The B.C. government is assuring people who are still out of their homes because of climate-related disasters that they will continue to get support from the Red Cross for as long as they need it.
The charitable organization had said previously that the interim housing support for flood evacuees would expire within a month. However, Solicitor-General Mike Farnworth said this week that those who remain in temporary accommodation will continue to be supported through the Red Cross until they are able to return home.
Properties of individuals affected by fires and floods have been assessed and many people have returned home, Mr. Farnworth said in a news conference on Thursday.

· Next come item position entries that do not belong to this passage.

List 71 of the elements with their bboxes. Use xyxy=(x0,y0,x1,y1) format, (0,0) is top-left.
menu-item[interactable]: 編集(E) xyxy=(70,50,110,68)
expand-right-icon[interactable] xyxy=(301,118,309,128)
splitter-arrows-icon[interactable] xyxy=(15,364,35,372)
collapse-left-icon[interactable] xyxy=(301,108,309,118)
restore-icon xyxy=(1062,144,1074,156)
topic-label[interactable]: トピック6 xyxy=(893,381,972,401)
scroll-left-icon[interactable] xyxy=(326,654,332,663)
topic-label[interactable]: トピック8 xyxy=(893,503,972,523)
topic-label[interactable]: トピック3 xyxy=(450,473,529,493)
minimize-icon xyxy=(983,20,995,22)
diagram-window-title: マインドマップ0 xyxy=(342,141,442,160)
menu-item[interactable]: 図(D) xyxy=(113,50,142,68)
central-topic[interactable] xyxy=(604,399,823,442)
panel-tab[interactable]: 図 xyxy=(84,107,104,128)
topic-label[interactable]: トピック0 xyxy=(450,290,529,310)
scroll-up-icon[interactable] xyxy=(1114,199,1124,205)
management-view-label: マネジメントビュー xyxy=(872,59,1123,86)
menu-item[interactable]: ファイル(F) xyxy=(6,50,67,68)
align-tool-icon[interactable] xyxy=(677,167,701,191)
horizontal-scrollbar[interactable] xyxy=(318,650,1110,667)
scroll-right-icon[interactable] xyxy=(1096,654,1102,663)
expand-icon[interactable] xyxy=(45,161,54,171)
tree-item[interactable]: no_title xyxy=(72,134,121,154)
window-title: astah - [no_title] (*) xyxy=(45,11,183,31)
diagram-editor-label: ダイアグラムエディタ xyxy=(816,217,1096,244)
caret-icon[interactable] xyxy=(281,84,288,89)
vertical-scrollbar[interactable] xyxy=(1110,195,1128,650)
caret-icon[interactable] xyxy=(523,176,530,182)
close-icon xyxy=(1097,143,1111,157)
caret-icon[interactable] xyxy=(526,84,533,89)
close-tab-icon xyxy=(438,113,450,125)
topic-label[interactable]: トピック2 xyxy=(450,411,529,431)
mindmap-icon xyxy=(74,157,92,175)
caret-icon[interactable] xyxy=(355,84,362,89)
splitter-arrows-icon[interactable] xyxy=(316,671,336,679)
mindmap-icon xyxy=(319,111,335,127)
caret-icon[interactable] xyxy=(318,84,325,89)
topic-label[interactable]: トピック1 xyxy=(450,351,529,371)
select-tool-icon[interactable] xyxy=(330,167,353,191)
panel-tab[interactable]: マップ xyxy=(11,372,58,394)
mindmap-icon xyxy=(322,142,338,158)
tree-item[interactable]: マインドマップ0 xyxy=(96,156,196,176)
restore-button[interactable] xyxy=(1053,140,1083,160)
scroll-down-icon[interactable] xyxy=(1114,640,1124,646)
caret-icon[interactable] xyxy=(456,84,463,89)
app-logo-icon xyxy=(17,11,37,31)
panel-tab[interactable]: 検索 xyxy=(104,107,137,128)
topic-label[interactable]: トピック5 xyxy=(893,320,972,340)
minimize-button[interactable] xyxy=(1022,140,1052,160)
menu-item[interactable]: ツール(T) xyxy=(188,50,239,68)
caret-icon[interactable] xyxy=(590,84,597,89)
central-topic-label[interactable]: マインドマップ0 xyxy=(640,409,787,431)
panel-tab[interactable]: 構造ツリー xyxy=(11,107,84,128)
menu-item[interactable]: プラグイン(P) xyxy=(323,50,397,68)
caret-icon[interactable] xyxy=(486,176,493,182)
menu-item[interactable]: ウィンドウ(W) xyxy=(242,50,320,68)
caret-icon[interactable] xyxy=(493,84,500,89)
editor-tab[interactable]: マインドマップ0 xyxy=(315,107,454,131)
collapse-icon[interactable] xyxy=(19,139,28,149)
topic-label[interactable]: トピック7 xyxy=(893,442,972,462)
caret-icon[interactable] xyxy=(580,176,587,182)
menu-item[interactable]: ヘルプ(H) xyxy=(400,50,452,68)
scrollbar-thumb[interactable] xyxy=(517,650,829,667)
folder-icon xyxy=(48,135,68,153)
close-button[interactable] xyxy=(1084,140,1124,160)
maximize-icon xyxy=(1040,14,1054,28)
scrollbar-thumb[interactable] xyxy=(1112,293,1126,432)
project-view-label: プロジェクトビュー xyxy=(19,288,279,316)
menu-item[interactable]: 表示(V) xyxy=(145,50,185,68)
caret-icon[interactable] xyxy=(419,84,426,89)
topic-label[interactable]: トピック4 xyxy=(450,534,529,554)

“We want them back as quickly as possible. But the key element, of course, is ensuring that the supports are in place and that they know those supports are going to be there and they are and will continue to be,” Mr. Farnworth said.
Mayors in Lytton and Princeton have complained at the slow pace of relief.
But according to the Canadian Red Cross website, support is currently available until March 31. The assistance is supposed to help pay for temporary accommodation and basic needs for individuals and families until they can find longer-term housing options.
In addition, the Red Cross is offering financial help to eligible homeowners for cleaning up their property, or assisting with expenses related to the repair or rebuilding of their home, or relocation.
The Red Cross raised $30-million through its appeal for support for flood victims, and both the provincial and federal government have committed to matching those funds, for a total of $90-million.
The Red Cross says it has provided assistance to 7,400 households as a result of November’s flooding, and today roughly 450 households are still receiving assistance. Although the agency is working to shift people out of temporary, commercial accommodation by March 31, Dean Pogas, a spokesperson for the agency, said supports will continue beyond that as needed.
The B.C. budget promised $925-million this year to address the fallout from last year’s devastating heat dome, forest fires and flooding. Most of that – $800-million – will be for flood recovery.
Mr. Farnworth and Environment Minister George Heyman noted the money will be spent to upgrade flood plans and to prepare British Columbia for future years of forest fires and heat domes. However, Mr. Heyman acknowledged that those plans likely wouldn’t be fully in place for the coming summer.
“We have $83-million dollars in this year’s budget for the climate preparedness and adaptation strategy and we’ll be kicking that off late winter, early spring,” Mr. Heyman said.
Meantime, people in Lytton have been out of their homes since the wildfires in July, and others in Princeton, Merritt and smaller Interior communities have been living in temporary accommodations since the flooding in November.
That situation is expected to continue for months more.
The deadly wildfire that ripped through Lytton forced more than 1,000 people in and around the village to flee from their homes. When the catastrophic floods hit the southern part of the province, the entire city of Merritt, with a population of 7,000, was evacuated.
“We’re not waiting another decade or two to see the impacts of climate change we’re experiencing today in ways we have never experienced before. And I think we all know that we can expect to experience even more of that in the coming years,” Mr. Heyman said.
In response to these climate-related challenges, the provincial government promised in its budget last week that it will increase the capacity to forecast floods and heat waves, take a more pro-active approach to wildfires and improve floodplain mapping to help shape where rebuilding will take place.
It includes $1.1-billion for recovery contingencies – an unassigned pot of money that could be used to start reconstructing dikes, fixing highways, or other infrastructure repairs.
The federal government has pledged a $5-billion aid package to B.C., but it’s unclear when the money will arrive.